Washington Post: If we want to improve global health, we need to tax the things that are killing us
Lawrence H. Summers, professor at and past president of Harvard University

“…Improving global health is no longer primarily about combating infectious diseases. Today, former New York Mayor Michael Bloomberg and I announced the Task Force on Fiscal Policy for Health. We are bringing together fiscal-policy, development, and health leaders from around the globe, including ministers of finance, to address the enormous and growing health and economic burden of noncommunicable diseases (NCDs) in lower- and middle-income countries (LMICs). The hope is to identify underused fiscal-policy tools to lighten that burden.

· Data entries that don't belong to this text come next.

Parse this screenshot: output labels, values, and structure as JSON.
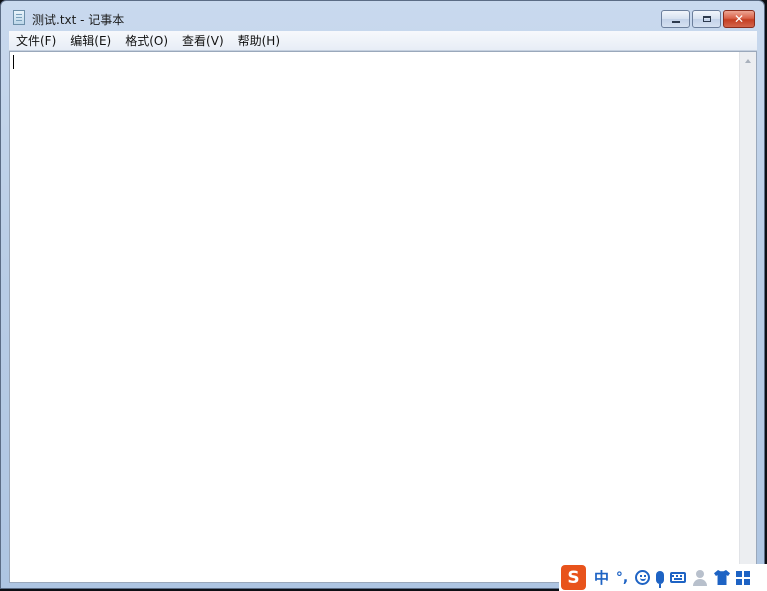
{
  "window": {
    "title": "测试.txt - 记事本",
    "buttons": {
      "minimize": "minimize",
      "maximize": "maximize",
      "close": "✕"
    }
  },
  "menu": [
    {
      "label": "文件(F)"
    },
    {
      "label": "编辑(E)"
    },
    {
      "label": "格式(O)"
    },
    {
      "label": "查看(V)"
    },
    {
      "label": "帮助(H)"
    }
  ],
  "editor": {
    "content": ""
  },
  "ime": {
    "logo": "S",
    "mode": "中",
    "punctuation": "°,",
    "icons": [
      "emoji-icon",
      "microphone-icon",
      "keyboard-icon",
      "user-icon",
      "skin-shirt-icon",
      "toolbox-grid-icon"
    ]
  },
  "colors": {
    "ime_accent": "#1e63c4",
    "ime_logo": "#e8531b",
    "close_button": "#c43e22"
  }
}
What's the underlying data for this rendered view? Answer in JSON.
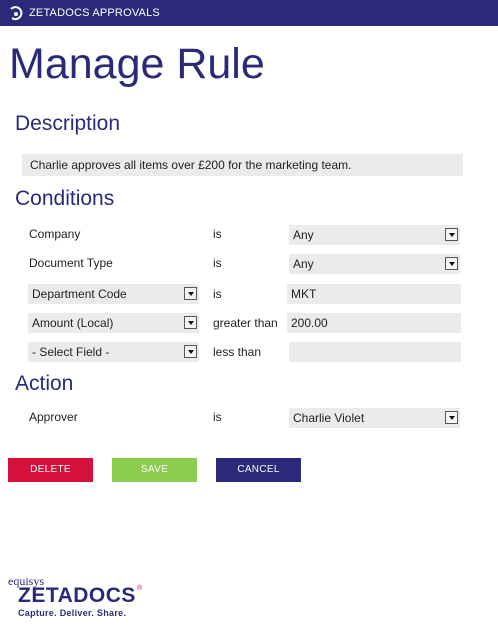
{
  "header": {
    "app_title": "ZETADOCS APPROVALS",
    "logo_icon": "zetadocs-logo-icon"
  },
  "page_title": "Manage Rule",
  "description": {
    "heading": "Description",
    "text": "Charlie approves all items over £200 for the marketing team."
  },
  "conditions": {
    "heading": "Conditions",
    "rows": [
      {
        "field": "Company",
        "operator": "is",
        "value": "Any"
      },
      {
        "field": "Document Type",
        "operator": "is",
        "value": "Any"
      },
      {
        "field": "Department Code",
        "operator": "is",
        "value": "MKT"
      },
      {
        "field": "Amount (Local)",
        "operator": "greater than",
        "value": "200.00"
      },
      {
        "field": "- Select Field -",
        "operator": "less than",
        "value": ""
      }
    ]
  },
  "action": {
    "heading": "Action",
    "field": "Approver",
    "operator": "is",
    "value": "Charlie Violet"
  },
  "buttons": {
    "delete": "DELETE",
    "save": "SAVE",
    "cancel": "CANCEL"
  },
  "footer": {
    "brand_top": "equisys",
    "brand": "ZETADOCS",
    "registered": "®",
    "tagline": "Capture. Deliver. Share."
  },
  "colors": {
    "primary": "#2b2a7a",
    "delete": "#d5103a",
    "save": "#8ccc4f",
    "field_bg": "#ebebeb"
  }
}
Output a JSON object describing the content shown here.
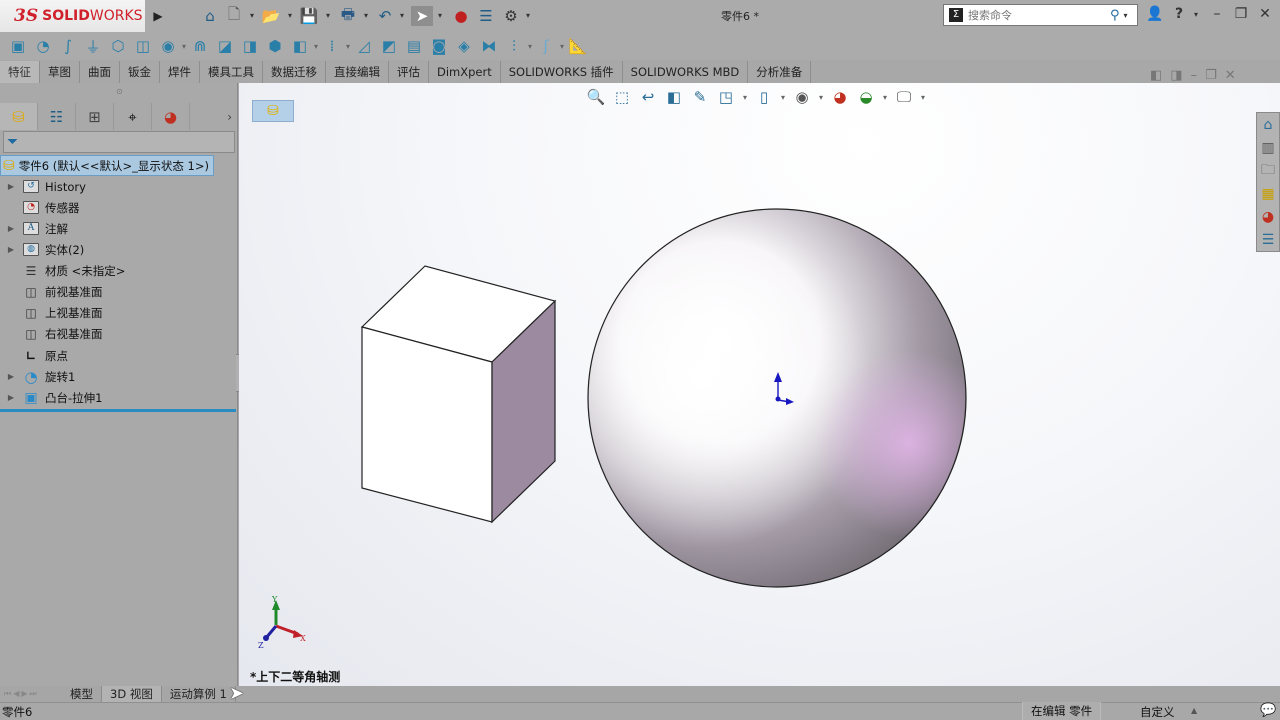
{
  "app": {
    "logo_prefix": "3S",
    "logo_brand_bold": "SOLID",
    "logo_brand_rest": "WORKS",
    "document_title": "零件6 *"
  },
  "quick_access": {
    "icons": [
      "home-icon",
      "new-document-icon",
      "open-icon",
      "save-icon",
      "print-icon",
      "undo-icon",
      "select-icon",
      "rebuild-icon",
      "file-properties-icon",
      "options-icon"
    ]
  },
  "search": {
    "placeholder": "搜索命令",
    "value": ""
  },
  "window_controls": {
    "user_icon": "user-icon",
    "help": "?",
    "minimize": "–",
    "restore": "❐",
    "close": "✕"
  },
  "command_manager": {
    "tabs": [
      {
        "label": "特征",
        "active": true
      },
      {
        "label": "草图"
      },
      {
        "label": "曲面"
      },
      {
        "label": "钣金"
      },
      {
        "label": "焊件"
      },
      {
        "label": "模具工具"
      },
      {
        "label": "数据迁移"
      },
      {
        "label": "直接编辑"
      },
      {
        "label": "评估"
      },
      {
        "label": "DimXpert"
      },
      {
        "label": "SOLIDWORKS 插件"
      },
      {
        "label": "SOLIDWORKS MBD"
      },
      {
        "label": "分析准备"
      }
    ]
  },
  "feature_manager": {
    "panel_tabs": [
      "feature-manager-tab",
      "property-manager-tab",
      "configuration-manager-tab",
      "dimxpert-manager-tab",
      "display-manager-tab"
    ],
    "root": "零件6  (默认<<默认>_显示状态 1>)",
    "items": [
      {
        "label": "History",
        "expandable": true,
        "icon": "history-folder-icon"
      },
      {
        "label": "传感器",
        "expandable": false,
        "icon": "sensors-folder-icon"
      },
      {
        "label": "注解",
        "expandable": true,
        "icon": "annotations-folder-icon"
      },
      {
        "label": "实体(2)",
        "expandable": true,
        "icon": "solid-bodies-folder-icon"
      },
      {
        "label": "材质 <未指定>",
        "expandable": false,
        "icon": "material-icon"
      },
      {
        "label": "前视基准面",
        "expandable": false,
        "icon": "plane-icon"
      },
      {
        "label": "上视基准面",
        "expandable": false,
        "icon": "plane-icon"
      },
      {
        "label": "右视基准面",
        "expandable": false,
        "icon": "plane-icon"
      },
      {
        "label": "原点",
        "expandable": false,
        "icon": "origin-icon"
      },
      {
        "label": "旋转1",
        "expandable": true,
        "icon": "revolve-icon"
      },
      {
        "label": "凸台-拉伸1",
        "expandable": true,
        "icon": "extrude-icon"
      }
    ]
  },
  "viewport": {
    "view_orientation": "*上下二等角轴测",
    "triad": {
      "x": "X",
      "y": "Y",
      "z": "Z"
    },
    "colors": {
      "cube_side": "#9c8aa0",
      "sphere_tint": "#d7b6dd",
      "triad_x": "#c0202a",
      "triad_y": "#1f8a2a",
      "triad_z": "#2020a0"
    }
  },
  "bottom_tabs": [
    {
      "label": "模型",
      "active": false
    },
    {
      "label": "3D 视图",
      "active": true
    },
    {
      "label": "运动算例 1",
      "active": false
    }
  ],
  "status": {
    "left": "零件6",
    "editing": "在编辑 零件",
    "units": "自定义"
  }
}
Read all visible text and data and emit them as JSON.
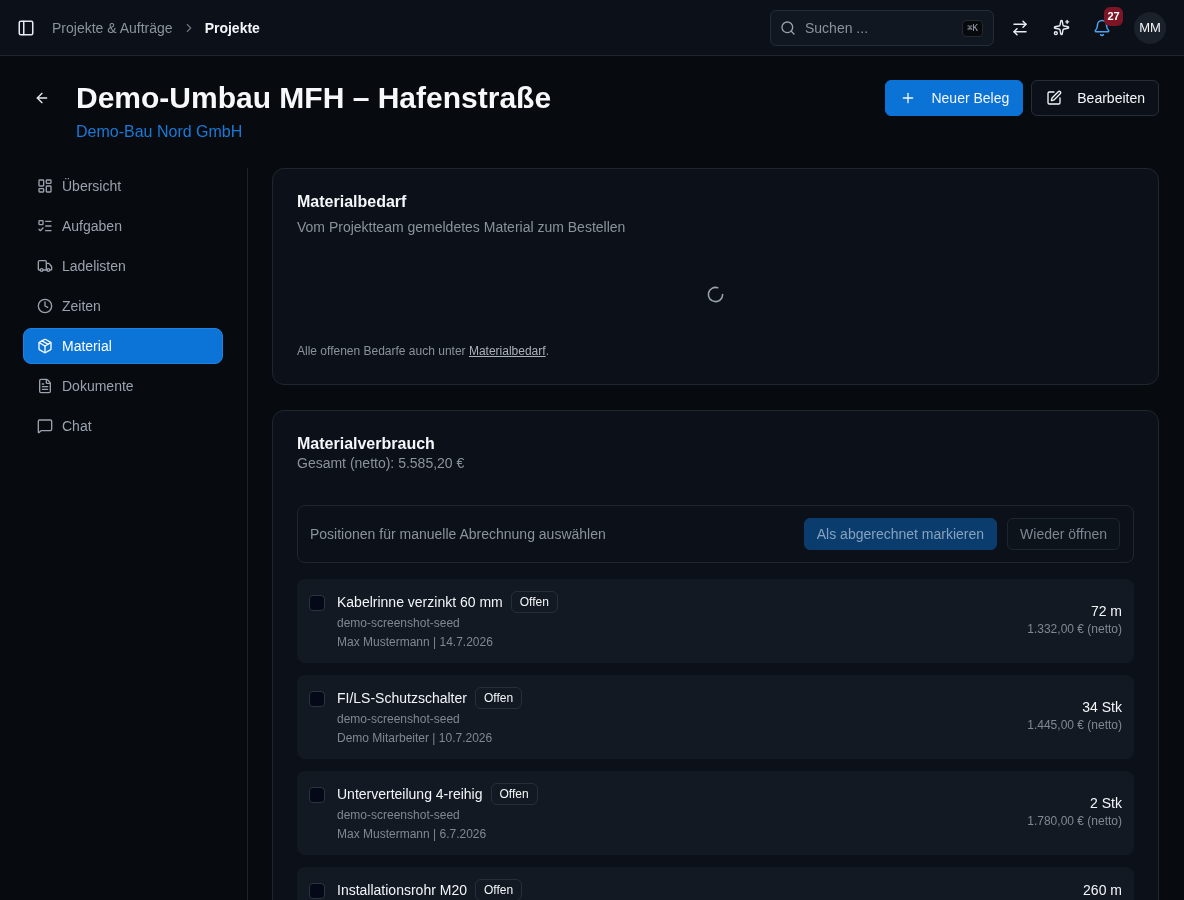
{
  "topbar": {
    "breadcrumb": [
      {
        "label": "Projekte & Aufträge",
        "current": false
      },
      {
        "label": "Projekte",
        "current": true
      }
    ],
    "search": {
      "placeholder": "Suchen ...",
      "shortcut": "⌘K"
    },
    "notifications": "27",
    "avatar": "MM"
  },
  "header": {
    "title": "Demo-Umbau MFH – Hafenstraße",
    "client": "Demo-Bau Nord GmbH",
    "buttons": [
      {
        "label": "Neuer Beleg",
        "kind": "primary"
      },
      {
        "label": "Bearbeiten",
        "kind": "secondary"
      }
    ]
  },
  "sidebar": {
    "items": [
      {
        "label": "Übersicht",
        "selected": false
      },
      {
        "label": "Aufgaben",
        "selected": false
      },
      {
        "label": "Ladelisten",
        "selected": false
      },
      {
        "label": "Zeiten",
        "selected": false
      },
      {
        "label": "Material",
        "selected": true
      },
      {
        "label": "Dokumente",
        "selected": false
      },
      {
        "label": "Chat",
        "selected": false
      }
    ]
  },
  "material_requirements": {
    "title": "Materialbedarf",
    "subtitle": "Vom Projektteam gemeldetes Material zum Bestellen",
    "loading": true,
    "note": {
      "text": "Alle offenen Bedarfe auch unter ",
      "link": "Materialbedarf",
      "end": "."
    }
  },
  "material_consumption": {
    "title": "Materialverbrauch",
    "total": "Gesamt (netto): 5.585,20 €",
    "toolbar": {
      "hint": "Positionen für manuelle Abrechnung auswählen",
      "buttons": [
        {
          "label": "Als abgerechnet markieren",
          "kind": "primary",
          "disabled": true
        },
        {
          "label": "Wieder öffnen",
          "kind": "secondary",
          "disabled": true
        }
      ]
    },
    "items": [
      {
        "name": "Kabelrinne verzinkt 60 mm",
        "status": "Offen",
        "source": "demo-screenshot-seed",
        "meta": "Max Mustermann | 14.7.2026",
        "quantity": "72 m",
        "price": "1.332,00 € (netto)",
        "checked": false
      },
      {
        "name": "FI/LS-Schutzschalter",
        "status": "Offen",
        "source": "demo-screenshot-seed",
        "meta": "Demo Mitarbeiter | 10.7.2026",
        "quantity": "34 Stk",
        "price": "1.445,00 € (netto)",
        "checked": false
      },
      {
        "name": "Unterverteilung 4-reihig",
        "status": "Offen",
        "source": "demo-screenshot-seed",
        "meta": "Max Mustermann | 6.7.2026",
        "quantity": "2 Stk",
        "price": "1.780,00 € (netto)",
        "checked": false
      },
      {
        "name": "Installationsrohr M20",
        "status": "Offen",
        "quantity": "260 m",
        "checked": false
      }
    ]
  }
}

Given the human and economic toll, the prevention of NCDs — cancer, cardiovascular disease, chronic lung disease, and diabetes — should be of great interest to us all. … The task force will examine the growth of NCDs in LMICs and the evidence to support excise-tax policies and develop recommendations on fiscal policies for health. … Our task force aims to help ministers of finance around the globe understand the importance of their role in setting effective tax policies to save lives in their countries. Taxes are what makes a government function. Taxing ‘bads’ like tobacco and sugar over ‘goods’ like savings and income is as close to a free lunch as you can get in economics. This is low-hanging fruit that makes people’s lives better and makes the world a better place” (1/18).